Und: Will ich, die ich mein heutiges Leben ohnehin vor Flachbildschirmen friste, auch im Musiktheater noch damit konfrontiert werden? Nein, das will ich nicht, ich will - ganz altmodisch? - die Welt als Gegenwelt, will Gegenüber aus Fleisch und Blut, die mir Augen und Ohren öffnen und das Herz: für das "unmögliche Kunstwerk" Oper (Oscar Bie) als erste, letzte Utopie unserer "zweiten" Moderne. Computer können das nicht. Die Computerbilder jedenfalls, die Nils Krüger und das Berliner Büro Staudach auf die sechs Leinwände in der Münchner Muffathalle warfen, erinnerten eher an rasende Bildschirmschoner, als dass sie dem Betrachter Welten aufgeschlossen hätten. Und eine Atmosphäre für das Stück schufen sie ebenso wenig wie die "virtuellen" Kostüme, die, den Darstellern jeweils auf die historisch gewandeten Leiber projiziert, zumindest beim ersten Hingucken noch Effekt machten.

André Werners ebenso verquaste wie erschütternd konventionelle Adaption des Marlowe-Dramas (der Komponist, 1960 in Bremerhaven geboren und in Berlin lebend, war unseligerweise sein eigener Librettist), kommt unter diesen Umständen kaum vor. Die Musik ergeht sich in langatmigen Sprechgesängen oder erschöpft sich - ein bisschen Live-Elektronik, Akkordeon oder Klavier, ein paar Bläserakzente - im gründeligen Untermalen des Geschehens, ja in einer grauschleierigen Nicht-Musik.

Rüdiger Bohn, die Sänger und das auf klein besetzte Bundesjugendorchester bemühten sich dennoch nach Kräften.

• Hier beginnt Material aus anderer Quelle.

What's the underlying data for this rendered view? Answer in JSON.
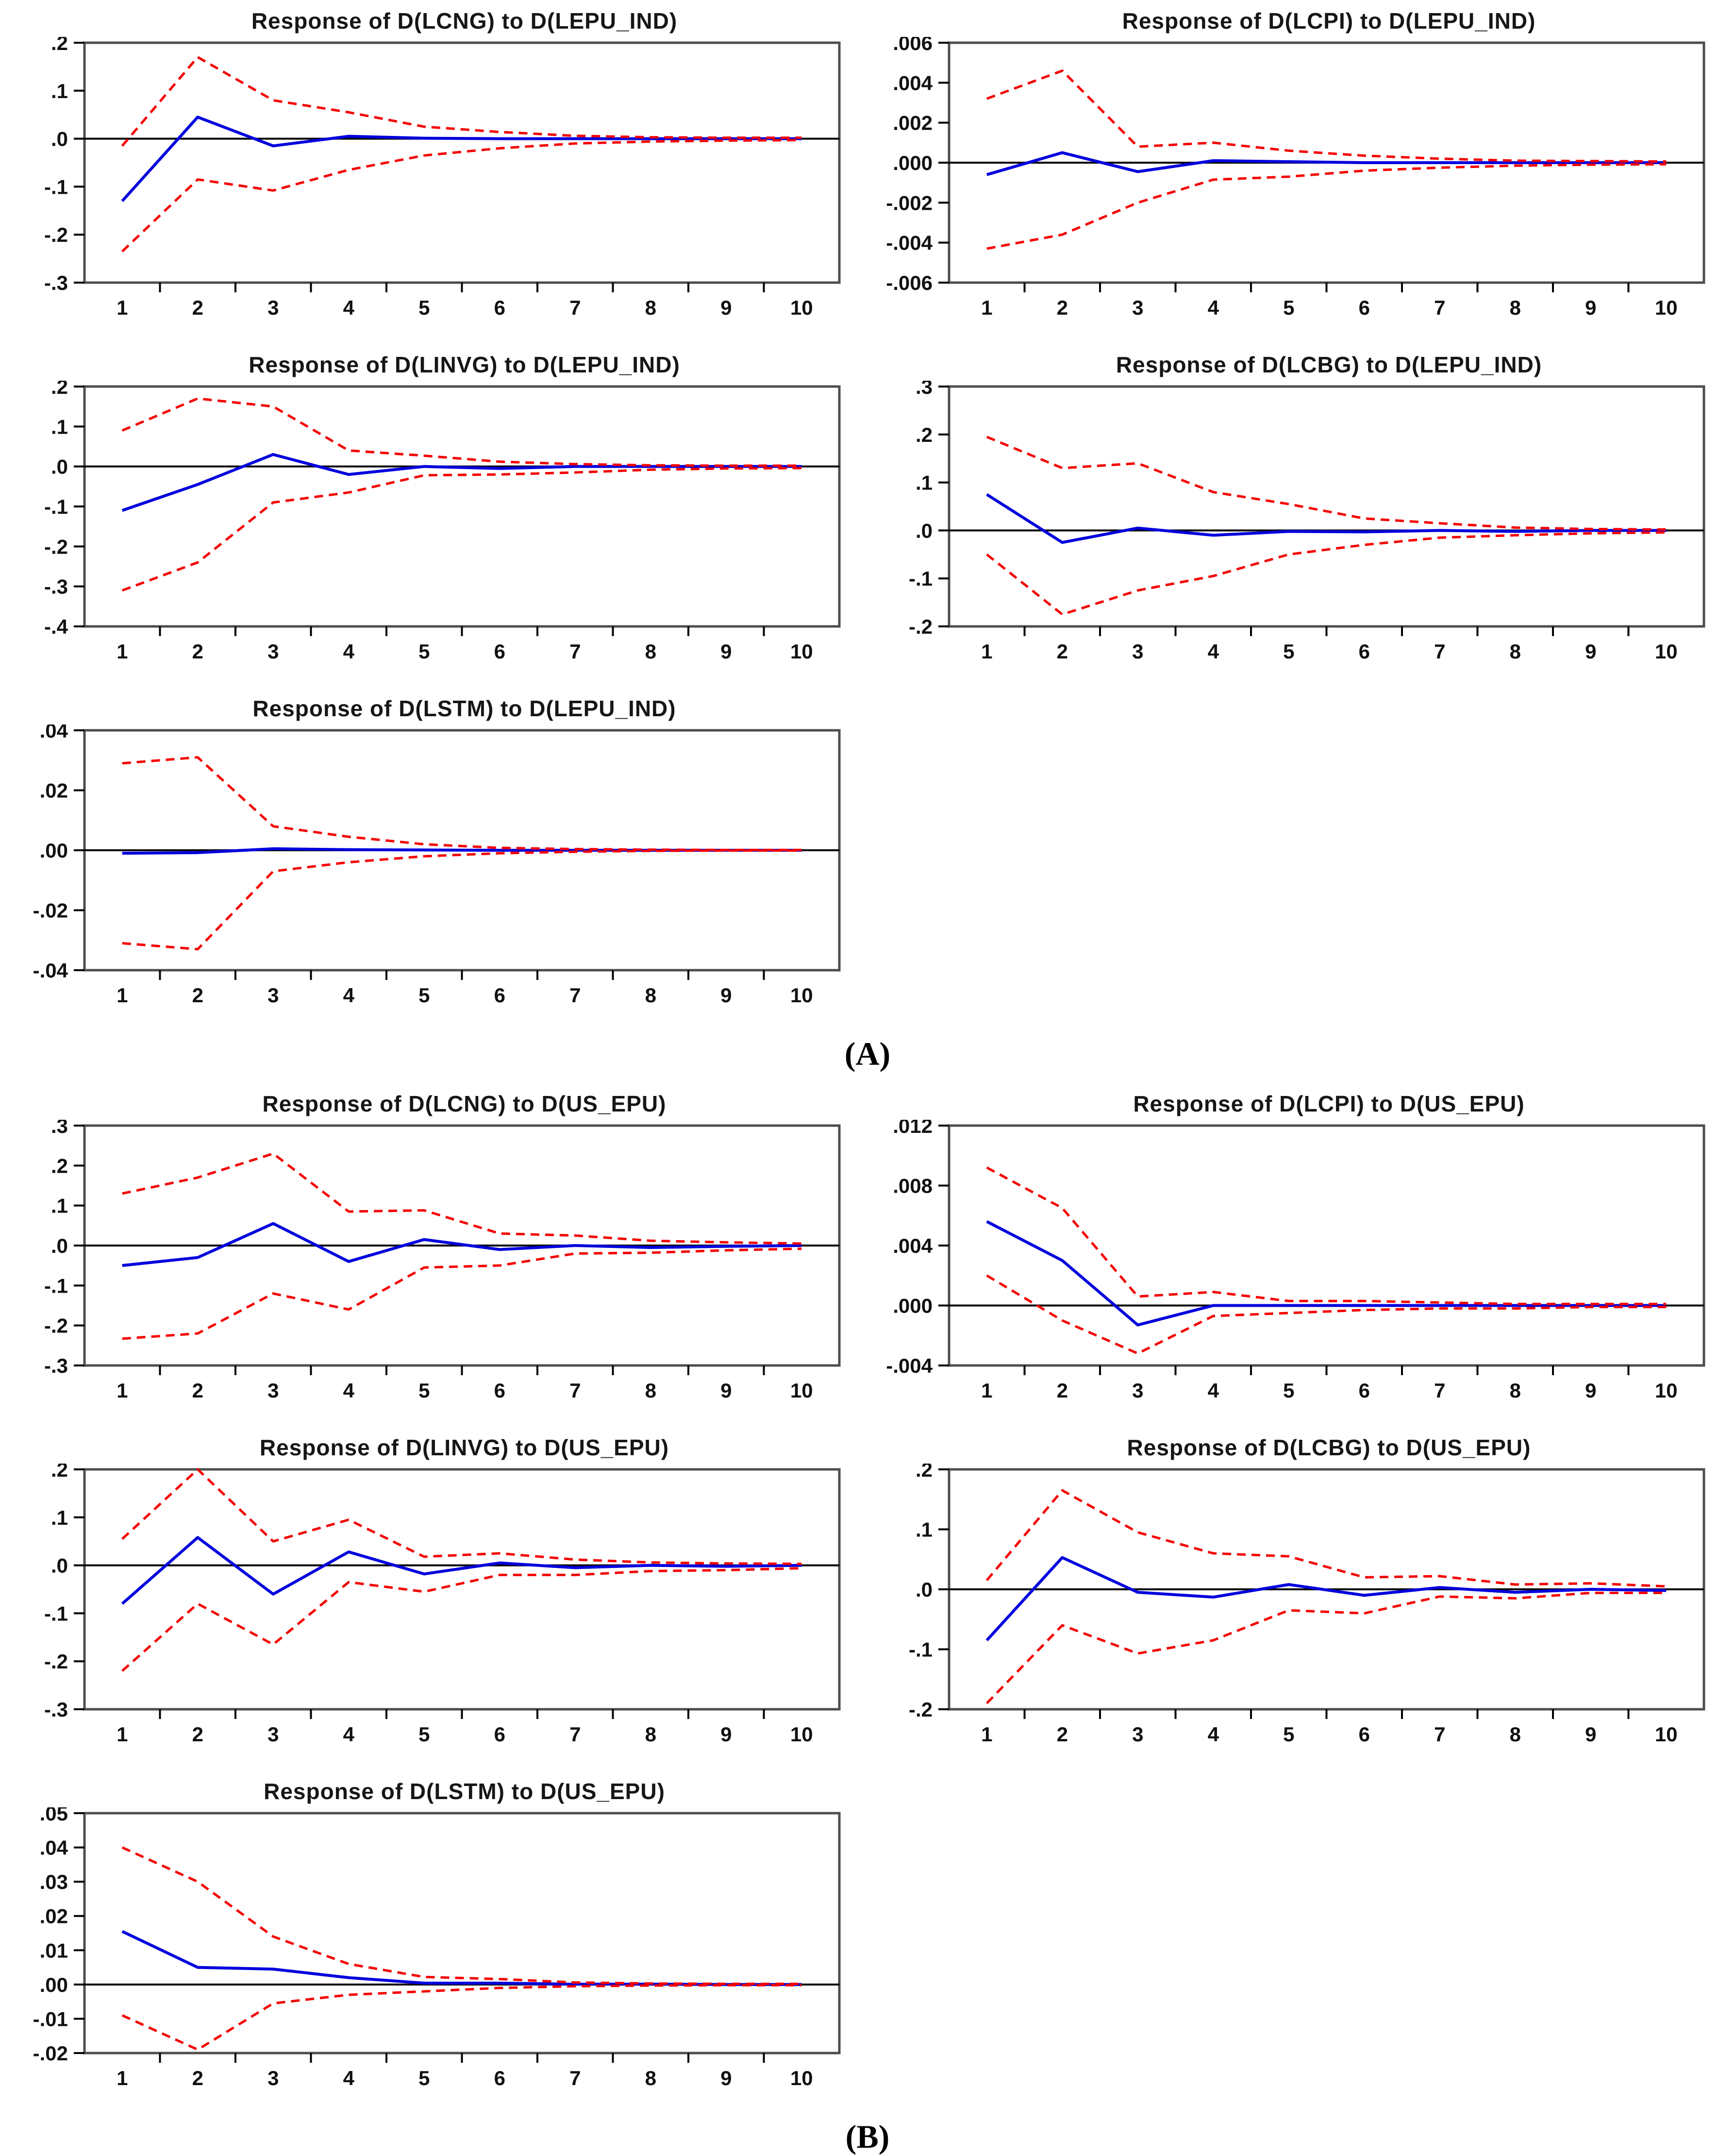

Stefan Herheims Inszenierung hingegen gereichte, den ganzen virtuellen Budenzauber abgerechnet, jedem besseren Studententheater zur Ehre. Nächsten Sommer, so hört man, plant Ruzicka bei den Salzburger Festspielen eine erste virtuelle Inszenierung von Mozarts "Entführung". Es steht Schlimmes zu befürchten (Weitere Biennale-Berichte folgen).